[Today’s post is brought to you by Neil Paine, my comrade at Pro-Football-Reference.com and expert on all things Sports-Reference related. You can follow Neil on twitter, @Neil_Paine.]
Most fans like to think of the NFL’s playoff system as being the final word on each team’s season — run the table and you’re the champs, the “best team in football”; lose, and your season means nothing. But what if I told you that the NFL playoffs are getting a lot more random in recent seasons? Would it change your attitude if you knew we were getting closer to the point where every playoff outcome might as well be determined by a coin flip?
David Tyree and Rodney Harrison use their bodies to attempt to depict the normal distribution.
To research this phenomenon, I want to explore two models of predicting playoff games: one powered by as much information as possible, the other completely ruled by randomness. I then want to simulate the last 34 postseasons, and see how much of a predictive edge that information actually gives you. If it’s giving you less of an edge, it means the playoffs are being ruled more by randomness.
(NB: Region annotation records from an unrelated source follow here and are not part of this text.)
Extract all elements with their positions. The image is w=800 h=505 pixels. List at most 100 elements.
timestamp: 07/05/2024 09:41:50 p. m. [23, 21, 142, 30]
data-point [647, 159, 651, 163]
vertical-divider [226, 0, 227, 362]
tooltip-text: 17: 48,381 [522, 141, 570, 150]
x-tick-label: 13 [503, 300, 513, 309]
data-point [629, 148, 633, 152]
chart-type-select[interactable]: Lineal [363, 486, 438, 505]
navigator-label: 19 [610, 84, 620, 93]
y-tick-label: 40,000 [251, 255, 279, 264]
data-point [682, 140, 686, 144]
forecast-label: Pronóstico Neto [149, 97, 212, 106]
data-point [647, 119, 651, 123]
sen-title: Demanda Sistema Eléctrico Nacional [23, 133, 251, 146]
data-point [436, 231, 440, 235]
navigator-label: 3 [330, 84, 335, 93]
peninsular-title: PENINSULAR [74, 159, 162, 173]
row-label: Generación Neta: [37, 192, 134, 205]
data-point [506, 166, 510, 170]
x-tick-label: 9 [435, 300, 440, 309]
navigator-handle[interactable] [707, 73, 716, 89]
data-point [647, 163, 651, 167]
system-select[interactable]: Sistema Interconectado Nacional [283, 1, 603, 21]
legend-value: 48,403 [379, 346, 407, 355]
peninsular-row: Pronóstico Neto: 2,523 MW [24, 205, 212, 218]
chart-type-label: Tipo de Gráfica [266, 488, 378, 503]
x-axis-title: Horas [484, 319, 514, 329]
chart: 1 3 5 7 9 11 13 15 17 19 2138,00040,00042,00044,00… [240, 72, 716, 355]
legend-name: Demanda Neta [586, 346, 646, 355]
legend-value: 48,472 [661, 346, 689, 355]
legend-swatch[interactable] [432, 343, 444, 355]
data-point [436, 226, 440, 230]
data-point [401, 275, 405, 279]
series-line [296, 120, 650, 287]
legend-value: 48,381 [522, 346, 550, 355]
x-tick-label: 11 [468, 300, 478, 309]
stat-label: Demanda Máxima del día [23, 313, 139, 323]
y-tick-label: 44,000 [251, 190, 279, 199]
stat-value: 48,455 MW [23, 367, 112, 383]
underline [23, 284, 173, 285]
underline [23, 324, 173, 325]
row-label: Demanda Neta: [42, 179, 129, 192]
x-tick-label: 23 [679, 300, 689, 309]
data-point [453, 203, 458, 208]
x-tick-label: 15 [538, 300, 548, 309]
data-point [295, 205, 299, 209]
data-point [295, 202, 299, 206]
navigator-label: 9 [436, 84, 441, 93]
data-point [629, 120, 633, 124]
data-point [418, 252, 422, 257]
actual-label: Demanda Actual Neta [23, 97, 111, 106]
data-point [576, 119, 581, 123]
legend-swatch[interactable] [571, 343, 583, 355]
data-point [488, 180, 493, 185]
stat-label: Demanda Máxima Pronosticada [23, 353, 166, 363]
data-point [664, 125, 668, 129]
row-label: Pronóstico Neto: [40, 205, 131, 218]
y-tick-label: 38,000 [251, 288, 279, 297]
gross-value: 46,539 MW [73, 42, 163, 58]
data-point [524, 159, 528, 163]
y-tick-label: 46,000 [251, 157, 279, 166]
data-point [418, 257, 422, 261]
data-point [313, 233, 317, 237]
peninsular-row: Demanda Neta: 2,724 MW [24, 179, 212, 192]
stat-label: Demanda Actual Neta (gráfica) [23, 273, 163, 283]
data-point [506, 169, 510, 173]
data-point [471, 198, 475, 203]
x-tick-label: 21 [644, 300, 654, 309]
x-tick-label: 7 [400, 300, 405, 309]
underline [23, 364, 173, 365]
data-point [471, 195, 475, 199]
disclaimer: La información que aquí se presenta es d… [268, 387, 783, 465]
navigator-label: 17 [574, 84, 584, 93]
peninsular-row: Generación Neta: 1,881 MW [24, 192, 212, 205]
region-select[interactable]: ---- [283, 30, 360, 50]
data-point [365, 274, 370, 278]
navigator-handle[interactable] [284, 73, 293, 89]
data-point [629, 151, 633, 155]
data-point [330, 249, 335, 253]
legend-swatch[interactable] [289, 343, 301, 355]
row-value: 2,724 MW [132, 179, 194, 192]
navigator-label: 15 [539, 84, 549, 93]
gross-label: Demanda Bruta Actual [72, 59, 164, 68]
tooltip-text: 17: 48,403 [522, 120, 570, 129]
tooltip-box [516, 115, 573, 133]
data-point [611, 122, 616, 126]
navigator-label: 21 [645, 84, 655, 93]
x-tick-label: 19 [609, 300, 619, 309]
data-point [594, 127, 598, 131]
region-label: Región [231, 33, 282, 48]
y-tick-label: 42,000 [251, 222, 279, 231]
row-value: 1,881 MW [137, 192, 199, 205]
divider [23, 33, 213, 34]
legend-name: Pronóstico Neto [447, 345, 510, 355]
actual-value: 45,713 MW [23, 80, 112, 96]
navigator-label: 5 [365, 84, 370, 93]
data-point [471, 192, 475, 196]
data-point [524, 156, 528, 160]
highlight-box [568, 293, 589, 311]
First, I grabbed every playoff game since 1978 and looked at the Vegas lines. To convert from a pointspread to a win probability, you have to use Wayne Winston’s assumption that “the probability […] of victory for an NFL team can be well approximated by a normal random variable margin with a mean of the Vegas line and a standard deviation of 13.86.” If the Patriots are favored by 7 over the Ravens, this means you can calculate their odds of winning in Excel via:
p(W) = (1-NORMDIST(0.5,7,13.86,TRUE))+0.5*(NORMDIST(0.5,7,13.86,TRUE)-NORMDIST(-0.5,7,13.86,TRUE)) = 69.3%
This gives us a good prediction — in fact, perhaps the best possible prediction — of the outcome going into the game. So for each playoff, I’m going to say a “Smart” fan picks winners based on these numbers; 69.3% of the time he’ll pick the Patriots, and 30.7% of the time he’ll pick the Ravens. Of course, we also need a control, a fan who picks completely at random, so I’m also going to track a “Dumb” fan who thinks every single game is a coin flip.
I’m going to simulate these decision-making processes for the Smart and Dumb fans in every playoff since 1978, running through each year 1,000 times. How much better at picking do you think the Smart fan will be than the Dumb one?
To be clear, it was Neil who called you the dumb fan. It was Neil!
Well, over the course of the whole sample, the Smart fan averaged a little more than 204 correct picks in 356 games, which is good for a 56.6% rate. The Dumb fan had 178 correct picks, a 50% success rate. In other words, being “Smart” gave you an edge of 6.6% over the fan who picked Aaron Eckhart-style.
But what I really want to know is whether this number has changed over time. The logical comparison I wanted to make was pre- and post-free agency, but it turns out there is practically no difference. From 1978 through 1993, the Smart fan would pick winners at a 56.6% rate (6.8% better than his Dumb counterpart), and from 1995-2011, he picks at a 56.3% clip (6.2% better than the Dumb fan). That observed difference, less than a half a percentage point, can be chalked up completely to random variation, so there’s no evidence that the playoffs have been more or less random in the salary cap era.
However, if you compare pre-2005 to post-2005, you see a major difference that cannot be explained away by chance alone. From 2005-2011, the Smart fan would have picked only 53.2% of playoff games correctly; that’s a difference of 3.2 percent from 2005-11, vs. 6.6 percent over the course of the full sample!
Let me restate this finding: the difference between an intelligent prediction of NFL playoff games and a pure coinflip has been sliced in half in the last seven postseasons. In other words, the playoffs are more random now than they’ve ever been in the last 35 years, something we’ve all seen anecdotally with the 2005 Steelers, both Giants championships (especially last year, when they were actually outscored during the regular season), and the 2008 Cardinals’ unexpected SB run, among others.
So does this change how you feel about the playoffs? Do you still think the “best team” is synonymous with the Super Bowl Champion, or do you think it’s more of a crapshoot than ever before?